C. wasn't home to me. I wanted him to be, so much, but he wasn't. He's that intriguing, exotic location that I really enjoy, that I'm fascinated with, that I think I could make my home in. Ultimately, though, I could never live in those locations. They're always lacking something. The ease, the warmth, the welcome. I lacked that sense of ease with C. He's another relationship where I didn't feel good enough, that in some way I was inadequate, though I still can't quite articulate what it is that I think I was lacking. I just know that I always felt inferior, not hugely so, but enough to put me off-balance.
With J., and with C., I always felt like I was trying so hard to be good enough. I was always hyper-aware of everything about myself –- how I dressed, how I looked, how I was speaking, how I sat, stood, walked, what sort of preferences I had for food, music, movies, books. There was this sense –- and I'm sure that, if it didn't start with me, that I magnified the hell out of it –- that I had to get everything right to keep the relationship going, to keep them in my life. And ultimately, of course, because I can't escape who I am, any more than they can escape who they are, the relationships didn't work, no matter how much I wanted them to.

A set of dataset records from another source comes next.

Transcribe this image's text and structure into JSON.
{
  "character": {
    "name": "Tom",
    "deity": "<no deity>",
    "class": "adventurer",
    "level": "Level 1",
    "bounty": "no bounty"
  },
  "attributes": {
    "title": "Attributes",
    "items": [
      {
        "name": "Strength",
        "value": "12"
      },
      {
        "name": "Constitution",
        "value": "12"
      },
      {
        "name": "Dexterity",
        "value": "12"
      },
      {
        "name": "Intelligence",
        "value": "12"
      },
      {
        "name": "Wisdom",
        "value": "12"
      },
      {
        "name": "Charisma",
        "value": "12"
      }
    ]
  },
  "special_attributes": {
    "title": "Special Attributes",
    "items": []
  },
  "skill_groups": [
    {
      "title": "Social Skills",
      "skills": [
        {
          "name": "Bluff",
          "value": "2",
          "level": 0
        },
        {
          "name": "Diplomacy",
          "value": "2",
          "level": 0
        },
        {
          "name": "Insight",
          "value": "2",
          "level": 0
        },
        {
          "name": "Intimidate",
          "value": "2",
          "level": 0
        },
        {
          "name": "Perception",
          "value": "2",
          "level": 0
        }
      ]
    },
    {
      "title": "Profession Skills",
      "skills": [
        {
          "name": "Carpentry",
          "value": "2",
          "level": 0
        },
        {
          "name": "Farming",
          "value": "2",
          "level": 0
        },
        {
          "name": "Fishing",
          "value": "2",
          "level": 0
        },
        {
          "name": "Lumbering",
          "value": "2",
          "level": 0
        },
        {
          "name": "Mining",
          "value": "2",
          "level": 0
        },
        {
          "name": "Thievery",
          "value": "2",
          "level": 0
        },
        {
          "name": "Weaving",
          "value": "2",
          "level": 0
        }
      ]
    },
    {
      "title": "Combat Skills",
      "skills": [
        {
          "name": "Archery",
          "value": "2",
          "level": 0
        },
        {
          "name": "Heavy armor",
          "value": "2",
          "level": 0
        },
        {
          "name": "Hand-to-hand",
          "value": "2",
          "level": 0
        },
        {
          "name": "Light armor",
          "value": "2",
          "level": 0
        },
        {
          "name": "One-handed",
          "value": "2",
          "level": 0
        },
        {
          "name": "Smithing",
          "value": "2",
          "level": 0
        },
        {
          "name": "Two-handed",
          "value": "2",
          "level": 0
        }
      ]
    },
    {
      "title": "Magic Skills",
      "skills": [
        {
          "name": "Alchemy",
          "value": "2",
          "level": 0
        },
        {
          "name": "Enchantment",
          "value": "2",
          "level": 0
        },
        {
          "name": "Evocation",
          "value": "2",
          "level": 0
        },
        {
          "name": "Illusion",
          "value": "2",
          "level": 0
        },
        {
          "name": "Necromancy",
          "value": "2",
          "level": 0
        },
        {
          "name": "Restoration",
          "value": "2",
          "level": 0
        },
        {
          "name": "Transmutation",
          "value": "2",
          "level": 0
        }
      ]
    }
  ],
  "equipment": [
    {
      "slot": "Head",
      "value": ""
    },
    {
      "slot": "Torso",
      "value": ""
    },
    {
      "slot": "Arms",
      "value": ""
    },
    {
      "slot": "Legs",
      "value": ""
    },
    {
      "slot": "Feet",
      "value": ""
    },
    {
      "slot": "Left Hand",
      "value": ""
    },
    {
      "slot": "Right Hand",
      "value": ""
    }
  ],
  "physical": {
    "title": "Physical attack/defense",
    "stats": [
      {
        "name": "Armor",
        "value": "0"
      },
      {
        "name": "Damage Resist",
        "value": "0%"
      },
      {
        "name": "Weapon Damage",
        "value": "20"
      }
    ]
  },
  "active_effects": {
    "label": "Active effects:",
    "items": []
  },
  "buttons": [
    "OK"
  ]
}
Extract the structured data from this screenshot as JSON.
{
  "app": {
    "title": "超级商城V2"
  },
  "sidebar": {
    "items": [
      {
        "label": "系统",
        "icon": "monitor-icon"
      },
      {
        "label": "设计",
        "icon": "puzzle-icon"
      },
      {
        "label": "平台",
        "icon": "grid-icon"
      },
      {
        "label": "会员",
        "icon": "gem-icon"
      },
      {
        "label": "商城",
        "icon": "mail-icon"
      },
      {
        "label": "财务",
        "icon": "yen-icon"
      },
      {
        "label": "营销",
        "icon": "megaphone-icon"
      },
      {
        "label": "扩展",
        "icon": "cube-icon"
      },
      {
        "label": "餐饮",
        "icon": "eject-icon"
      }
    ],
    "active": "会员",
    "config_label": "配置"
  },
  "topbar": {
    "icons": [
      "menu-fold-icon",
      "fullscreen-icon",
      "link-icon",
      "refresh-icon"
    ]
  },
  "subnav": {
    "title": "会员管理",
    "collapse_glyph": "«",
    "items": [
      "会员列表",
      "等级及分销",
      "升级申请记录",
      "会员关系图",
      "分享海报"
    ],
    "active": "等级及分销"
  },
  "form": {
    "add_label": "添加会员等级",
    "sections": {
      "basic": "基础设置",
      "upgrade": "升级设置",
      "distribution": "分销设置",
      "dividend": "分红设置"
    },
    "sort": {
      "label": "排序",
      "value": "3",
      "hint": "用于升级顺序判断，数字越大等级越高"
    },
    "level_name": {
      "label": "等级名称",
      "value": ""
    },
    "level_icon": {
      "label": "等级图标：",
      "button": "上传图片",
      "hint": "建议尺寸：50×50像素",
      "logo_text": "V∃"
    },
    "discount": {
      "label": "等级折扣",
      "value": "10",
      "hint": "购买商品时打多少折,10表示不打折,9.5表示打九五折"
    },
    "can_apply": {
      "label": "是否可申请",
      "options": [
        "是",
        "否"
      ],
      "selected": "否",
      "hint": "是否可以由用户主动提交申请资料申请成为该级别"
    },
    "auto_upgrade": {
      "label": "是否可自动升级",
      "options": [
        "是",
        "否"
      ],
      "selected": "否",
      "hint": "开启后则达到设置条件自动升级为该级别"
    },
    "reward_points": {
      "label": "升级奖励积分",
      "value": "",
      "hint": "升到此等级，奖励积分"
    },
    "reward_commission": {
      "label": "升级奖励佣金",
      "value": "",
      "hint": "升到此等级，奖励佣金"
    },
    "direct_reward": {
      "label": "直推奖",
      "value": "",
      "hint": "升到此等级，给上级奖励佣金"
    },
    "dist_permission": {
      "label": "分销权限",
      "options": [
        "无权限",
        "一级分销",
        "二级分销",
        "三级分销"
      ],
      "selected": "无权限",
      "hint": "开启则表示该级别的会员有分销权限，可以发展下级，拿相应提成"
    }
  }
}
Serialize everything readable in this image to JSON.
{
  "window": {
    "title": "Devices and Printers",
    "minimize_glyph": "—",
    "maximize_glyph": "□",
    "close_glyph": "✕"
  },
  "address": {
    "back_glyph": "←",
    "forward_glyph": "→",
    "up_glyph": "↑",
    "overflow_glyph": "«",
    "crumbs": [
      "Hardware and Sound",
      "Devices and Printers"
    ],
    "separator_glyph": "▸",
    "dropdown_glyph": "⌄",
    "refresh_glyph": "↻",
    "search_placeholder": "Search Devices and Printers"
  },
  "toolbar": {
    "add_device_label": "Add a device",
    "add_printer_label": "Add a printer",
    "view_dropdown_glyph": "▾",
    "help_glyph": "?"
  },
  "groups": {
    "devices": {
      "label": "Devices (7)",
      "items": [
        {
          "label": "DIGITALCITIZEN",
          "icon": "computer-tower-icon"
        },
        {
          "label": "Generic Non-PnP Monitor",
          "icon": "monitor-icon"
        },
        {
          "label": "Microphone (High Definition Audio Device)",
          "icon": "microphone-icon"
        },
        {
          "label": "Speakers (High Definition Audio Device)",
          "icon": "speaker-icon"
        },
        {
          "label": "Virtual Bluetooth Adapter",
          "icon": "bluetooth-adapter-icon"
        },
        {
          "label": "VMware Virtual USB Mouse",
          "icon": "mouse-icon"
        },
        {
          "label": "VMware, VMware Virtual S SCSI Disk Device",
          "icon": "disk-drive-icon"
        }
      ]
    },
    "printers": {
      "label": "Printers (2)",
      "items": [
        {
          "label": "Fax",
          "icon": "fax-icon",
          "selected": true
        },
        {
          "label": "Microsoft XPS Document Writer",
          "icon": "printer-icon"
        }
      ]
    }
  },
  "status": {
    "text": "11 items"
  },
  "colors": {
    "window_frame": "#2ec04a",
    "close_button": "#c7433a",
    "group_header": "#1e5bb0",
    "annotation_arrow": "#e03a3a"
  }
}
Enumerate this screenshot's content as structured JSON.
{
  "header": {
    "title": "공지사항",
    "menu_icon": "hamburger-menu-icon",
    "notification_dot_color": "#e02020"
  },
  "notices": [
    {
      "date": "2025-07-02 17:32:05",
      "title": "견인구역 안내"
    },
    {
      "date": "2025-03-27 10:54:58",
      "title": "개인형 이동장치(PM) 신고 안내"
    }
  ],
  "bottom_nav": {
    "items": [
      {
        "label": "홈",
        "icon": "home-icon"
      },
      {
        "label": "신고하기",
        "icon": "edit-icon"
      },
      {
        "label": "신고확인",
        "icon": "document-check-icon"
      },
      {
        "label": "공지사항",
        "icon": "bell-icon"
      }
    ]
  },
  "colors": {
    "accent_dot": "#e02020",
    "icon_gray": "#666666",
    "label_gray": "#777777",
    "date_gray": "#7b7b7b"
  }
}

L., though –- L. was home to me. He was as familiar to me as my own thoughts, and my home as completely as any I've ever had. The sense of ease, of belonging, of not having to try and try and try to get things right -– I felt secure. And not the type of security that comes from knowing that he would never leave me –- the type of security where I felt like I knew for the first time which way my internal compass was pointed. My soul was quiet with him. I never felt inadequate, which is sadly comical, since I was ultimately inadequate in the one way that I could never, ever, change. And so, despite the fact that he was the truest home I've known, it still wasn't the right home.
And I've felt homeless for too long now.
As you say, Steph, it does need some editing and polishing, but yes. Make that Yes! it makes all kinds of sense. Very strong and very affecting. And something that most of us can relate to, on at least some level.
And, I just now found it. I haven't seen Garden State, so as soon as I saw the first line, I thought uh-oh, movie, won't have anything intelligent to say, best keep moving. I've read it now.
In re the piece, it's extremely powerful. It actually made me hear music in my head, in this case, "Unsent", Alannis Morisette's thing about unsent letters to old lovers. There's a certain congruence between the two.
In terms of polishing and length, I think the power in it, the sense of longing it conveys, the quietude behind it, negates any need for polish (or my definition of polish) - it might actually damage it. And I don't think it needs adding to, unless you've left out something deliberately.
edit: Bev, why do you think it needs editing? I thought it was clear, and very straightforward, and very poignant as is.
Liked it a lot, Tep. Except it made me conscious I've never had someone like that, not really. Although I thought so once.
the sense of longing it conveys
See, that's the tone that my small group got, in spades, but I didn't intend for it to come across that way. I don't know if that's good or bad.
As somebody who writes best naked(emotionally, you pervs,) I think it's good.